I have put the spec file I used to make 5.6 and 5.7 activemq rpms on GitHub. I have also submitted this to puppetlabs, so hopefully it will make it into puppetlabs repo.

Here are a few things I have learned.

The Activemq 5.6+ tarball contains configurations which use a new ${activemq.data} variable. This variable needs to be setup in the activemq-wrapper.conf. This is missing from the activemq 5.6 rpm in the PE repo.

Here is the broker definition from default activemq.xml shipped by PuppetLabs

<broker xmlns="http://activemq.apache.org/schema/core"
  brokerName="localhost" dataDirectory="${activemq.base}/data"
  destroyApplicationContextOnStop="true">

The configuration destroyApplicationContextOnStop is no longer supported in 5.6+.

Here is an excerpt from the transport section.

<transportConnectors>
  <transportConnector name="openwire" uri="tcp://0.0.0.0:61616"/>
  <transportConnector name="stomp+nio" uri="stomp+nio://0.0.0.0:61613"/>
</transportConnectors>

I compared this to the activemq stomp example which has the following configuration.

<transportConnector name="stomp+nio" uri="stomp://0.0.0.0:6163?transport.closeAsync=false"/>

Based on this recommendation, I have added transport.closeAsync=false to my configs, but does anyone know why this is a good idea for stomp? The activemq docs only states that connections are closed synchronously.

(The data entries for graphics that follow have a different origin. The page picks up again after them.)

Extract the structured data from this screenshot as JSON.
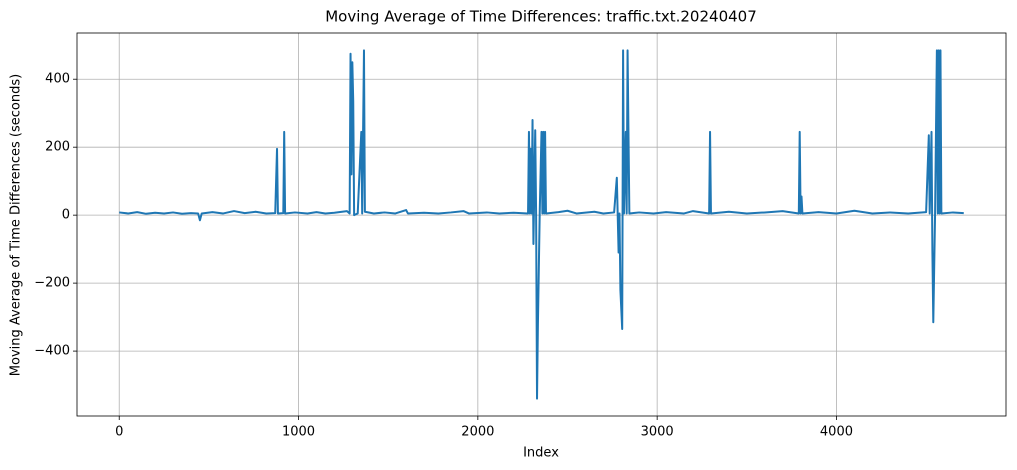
{
  "chart_data": {
    "type": "line",
    "title": "Moving Average of Time Differences: traffic.txt.20240407",
    "xlabel": "Index",
    "ylabel": "Moving Average of Time Differences (seconds)",
    "x": [
      0,
      50,
      100,
      150,
      200,
      250,
      300,
      350,
      400,
      440,
      450,
      460,
      520,
      580,
      640,
      700,
      760,
      820,
      870,
      880,
      885,
      915,
      920,
      925,
      980,
      1050,
      1100,
      1150,
      1200,
      1270,
      1285,
      1290,
      1295,
      1300,
      1305,
      1310,
      1330,
      1350,
      1355,
      1365,
      1370,
      1420,
      1480,
      1540,
      1600,
      1610,
      1700,
      1780,
      1850,
      1920,
      1950,
      2050,
      2120,
      2200,
      2280,
      2285,
      2290,
      2295,
      2300,
      2305,
      2310,
      2320,
      2325,
      2330,
      2335,
      2345,
      2355,
      2360,
      2365,
      2370,
      2375,
      2380,
      2450,
      2500,
      2550,
      2650,
      2700,
      2760,
      2775,
      2785,
      2790,
      2795,
      2805,
      2810,
      2815,
      2825,
      2830,
      2835,
      2840,
      2845,
      2900,
      2980,
      3050,
      3150,
      3200,
      3290,
      3295,
      3300,
      3400,
      3500,
      3600,
      3700,
      3790,
      3795,
      3800,
      3805,
      3810,
      3900,
      4000,
      4100,
      4200,
      4300,
      4400,
      4500,
      4515,
      4520,
      4530,
      4535,
      4540,
      4550,
      4560,
      4565,
      4570,
      4575,
      4580,
      4585,
      4650,
      4710
    ],
    "series": [
      {
        "name": "moving average",
        "color": "#1f77b4",
        "values": [
          8,
          5,
          9,
          4,
          7,
          5,
          8,
          4,
          6,
          5,
          -15,
          5,
          9,
          5,
          12,
          6,
          10,
          5,
          6,
          195,
          5,
          6,
          245,
          5,
          8,
          5,
          9,
          5,
          7,
          12,
          5,
          475,
          120,
          450,
          335,
          0,
          5,
          245,
          5,
          485,
          10,
          5,
          8,
          5,
          15,
          5,
          7,
          5,
          8,
          12,
          5,
          8,
          5,
          7,
          5,
          245,
          5,
          195,
          5,
          280,
          -85,
          250,
          0,
          -540,
          -320,
          5,
          245,
          5,
          245,
          5,
          245,
          5,
          9,
          13,
          5,
          10,
          5,
          8,
          110,
          -110,
          5,
          -220,
          -335,
          485,
          5,
          245,
          5,
          485,
          245,
          5,
          8,
          5,
          9,
          5,
          12,
          5,
          245,
          5,
          10,
          5,
          8,
          12,
          5,
          245,
          5,
          55,
          5,
          9,
          5,
          13,
          5,
          8,
          5,
          9,
          235,
          5,
          245,
          -105,
          -315,
          5,
          485,
          5,
          485,
          5,
          485,
          5,
          8,
          6
        ]
      }
    ],
    "xlim": [
      -235.5,
      4945.5
    ],
    "ylim": [
      -591,
      536
    ],
    "xticks": [
      0,
      1000,
      2000,
      3000,
      4000
    ],
    "yticks": [
      {
        "value": -400,
        "label": "−400"
      },
      {
        "value": -200,
        "label": "−200"
      },
      0,
      200,
      400
    ],
    "grid": true
  }
}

I was also getting out of memory errors often. Turns out there is a ActiveMQ FAQ entry for this. I modified activemq-wrapper.conf to include the following configuration:

-Dorg.apache.activemq.UseDedicatedTaskRunner=false 

With this change, ActiveMQ uses a lot less memory. Which probably is why it seems to be much more stable now.

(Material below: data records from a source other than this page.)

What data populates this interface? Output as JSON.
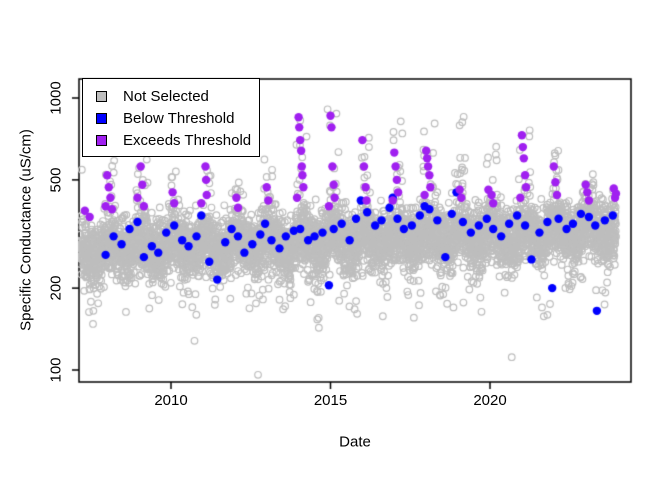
{
  "figure": {
    "background": "#ffffff",
    "border_color": "#000000"
  },
  "chart_data": {
    "type": "scatter",
    "title": "",
    "xlabel": "Date",
    "ylabel": "Specific Conductance (uS/cm)",
    "x_axis": {
      "ticks": [
        2010,
        2015,
        2020
      ],
      "range_years": [
        2007.1,
        2024.65
      ],
      "grid": false
    },
    "y_axis": {
      "scale": "log10",
      "ticks": [
        100,
        200,
        500,
        1000
      ],
      "range": [
        90,
        1175
      ],
      "grid": false
    },
    "legend": [
      {
        "label": "Not Selected",
        "color": "#BEBEBE",
        "marker": "square"
      },
      {
        "label": "Below Threshold",
        "color": "#0000FF",
        "marker": "square"
      },
      {
        "label": "Exceeds Threshold",
        "color": "#A020F0",
        "marker": "square"
      }
    ],
    "series": {
      "not_selected": {
        "name": "Not Selected",
        "marker": "open-circle",
        "color": "#BEBEBE",
        "model": {
          "seed": 42,
          "start": 2007.15,
          "end": 2023.95,
          "samples_per_year": 365,
          "base_value_2008": 278,
          "base_slope_per_year": 3.0,
          "noise_sd_log10": 0.055,
          "summer_window": [
            0.42,
            0.78
          ],
          "summer_factor": 0.95,
          "winter_window_start": 0.9,
          "winter_window_end": 0.27,
          "spike_prob": 0.17,
          "spike_shape": 1.7,
          "low_prob": 0.05,
          "low_drop_log10": 0.24,
          "deep_low_prob": 0.0012,
          "value_min": 96,
          "value_max": 1080,
          "winter_peaks": {
            "2008": 620,
            "2009": 660,
            "2010": 540,
            "2011": 780,
            "2012": 530,
            "2013": 570,
            "2014": 860,
            "2015": 1060,
            "2016": 730,
            "2017": 850,
            "2018": 840,
            "2019": 880,
            "2020": 650,
            "2021": 810,
            "2022": 630,
            "2023": 550,
            "2024": 480
          }
        }
      },
      "below_threshold": {
        "name": "Below Threshold",
        "marker": "filled-circle",
        "color": "#0000FF",
        "points": [
          [
            2007.95,
            265
          ],
          [
            2008.2,
            310
          ],
          [
            2008.45,
            290
          ],
          [
            2008.7,
            330
          ],
          [
            2008.95,
            350
          ],
          [
            2009.15,
            260
          ],
          [
            2009.4,
            285
          ],
          [
            2009.6,
            270
          ],
          [
            2009.85,
            320
          ],
          [
            2010.1,
            340
          ],
          [
            2010.35,
            300
          ],
          [
            2010.55,
            285
          ],
          [
            2010.8,
            310
          ],
          [
            2010.95,
            370
          ],
          [
            2011.2,
            250
          ],
          [
            2011.45,
            215
          ],
          [
            2011.7,
            295
          ],
          [
            2011.9,
            330
          ],
          [
            2012.1,
            310
          ],
          [
            2012.3,
            270
          ],
          [
            2012.55,
            290
          ],
          [
            2012.8,
            315
          ],
          [
            2012.95,
            345
          ],
          [
            2013.15,
            300
          ],
          [
            2013.4,
            280
          ],
          [
            2013.6,
            310
          ],
          [
            2013.85,
            325
          ],
          [
            2014.05,
            330
          ],
          [
            2014.3,
            300
          ],
          [
            2014.5,
            310
          ],
          [
            2014.75,
            320
          ],
          [
            2014.95,
            205
          ],
          [
            2015.1,
            330
          ],
          [
            2015.35,
            345
          ],
          [
            2015.6,
            300
          ],
          [
            2015.8,
            360
          ],
          [
            2015.95,
            420
          ],
          [
            2016.15,
            380
          ],
          [
            2016.4,
            340
          ],
          [
            2016.6,
            355
          ],
          [
            2016.85,
            395
          ],
          [
            2016.95,
            430
          ],
          [
            2017.1,
            360
          ],
          [
            2017.3,
            330
          ],
          [
            2017.55,
            340
          ],
          [
            2017.8,
            370
          ],
          [
            2017.95,
            400
          ],
          [
            2018.1,
            390
          ],
          [
            2018.35,
            355
          ],
          [
            2018.6,
            260
          ],
          [
            2018.8,
            375
          ],
          [
            2018.95,
            450
          ],
          [
            2019.15,
            350
          ],
          [
            2019.4,
            320
          ],
          [
            2019.65,
            340
          ],
          [
            2019.9,
            360
          ],
          [
            2020.1,
            330
          ],
          [
            2020.35,
            310
          ],
          [
            2020.6,
            345
          ],
          [
            2020.85,
            370
          ],
          [
            2021.1,
            340
          ],
          [
            2021.3,
            255
          ],
          [
            2021.55,
            320
          ],
          [
            2021.8,
            350
          ],
          [
            2021.95,
            200
          ],
          [
            2022.15,
            360
          ],
          [
            2022.4,
            330
          ],
          [
            2022.6,
            345
          ],
          [
            2022.85,
            375
          ],
          [
            2023.1,
            365
          ],
          [
            2023.3,
            340
          ],
          [
            2023.35,
            165
          ],
          [
            2023.6,
            355
          ],
          [
            2023.85,
            370
          ]
        ]
      },
      "exceeds_threshold": {
        "name": "Exceeds Threshold",
        "marker": "filled-circle",
        "color": "#A020F0",
        "points": [
          [
            2007.3,
            385
          ],
          [
            2007.45,
            365
          ],
          [
            2007.95,
            400
          ],
          [
            2008.0,
            520
          ],
          [
            2008.05,
            470
          ],
          [
            2008.1,
            430
          ],
          [
            2008.15,
            390
          ],
          [
            2008.95,
            430
          ],
          [
            2009.0,
            640
          ],
          [
            2009.05,
            560
          ],
          [
            2009.1,
            480
          ],
          [
            2009.15,
            400
          ],
          [
            2010.05,
            450
          ],
          [
            2010.1,
            410
          ],
          [
            2010.95,
            410
          ],
          [
            2011.0,
            760
          ],
          [
            2011.02,
            700
          ],
          [
            2011.05,
            640
          ],
          [
            2011.08,
            560
          ],
          [
            2011.1,
            500
          ],
          [
            2011.12,
            440
          ],
          [
            2012.05,
            430
          ],
          [
            2012.1,
            395
          ],
          [
            2013.0,
            470
          ],
          [
            2013.05,
            420
          ],
          [
            2013.95,
            430
          ],
          [
            2014.0,
            850
          ],
          [
            2014.02,
            780
          ],
          [
            2014.05,
            700
          ],
          [
            2014.08,
            640
          ],
          [
            2014.1,
            560
          ],
          [
            2014.12,
            520
          ],
          [
            2014.15,
            470
          ],
          [
            2014.95,
            400
          ],
          [
            2015.0,
            860
          ],
          [
            2015.03,
            780
          ],
          [
            2015.06,
            560
          ],
          [
            2015.1,
            480
          ],
          [
            2015.13,
            430
          ],
          [
            2016.0,
            700
          ],
          [
            2016.05,
            560
          ],
          [
            2016.1,
            470
          ],
          [
            2016.13,
            420
          ],
          [
            2016.95,
            420
          ],
          [
            2017.0,
            630
          ],
          [
            2017.04,
            560
          ],
          [
            2017.08,
            500
          ],
          [
            2017.12,
            450
          ],
          [
            2017.95,
            440
          ],
          [
            2018.0,
            640
          ],
          [
            2018.03,
            600
          ],
          [
            2018.06,
            560
          ],
          [
            2018.1,
            520
          ],
          [
            2018.13,
            470
          ],
          [
            2019.05,
            460
          ],
          [
            2019.1,
            430
          ],
          [
            2019.95,
            460
          ],
          [
            2020.05,
            440
          ],
          [
            2020.1,
            410
          ],
          [
            2020.95,
            430
          ],
          [
            2021.0,
            730
          ],
          [
            2021.03,
            660
          ],
          [
            2021.06,
            600
          ],
          [
            2021.1,
            520
          ],
          [
            2021.13,
            470
          ],
          [
            2022.0,
            560
          ],
          [
            2022.05,
            490
          ],
          [
            2022.1,
            440
          ],
          [
            2023.0,
            480
          ],
          [
            2023.05,
            450
          ],
          [
            2023.1,
            420
          ],
          [
            2023.88,
            465
          ],
          [
            2023.92,
            430
          ],
          [
            2023.95,
            445
          ]
        ]
      }
    }
  }
}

Turning off the task runner switches ActiveMQ to use a thread pool instead of a thread per connection. Some people suggest that the thread pool should be the default. It helped me, so I am passing this info along. I am curious if anyone else has experience with this setting.

For the curious, the mess that is my puppet repos is also available on GitHub. The templates for my activemq.xml, activemq-wrapper.conf are located in modules/wr/templates.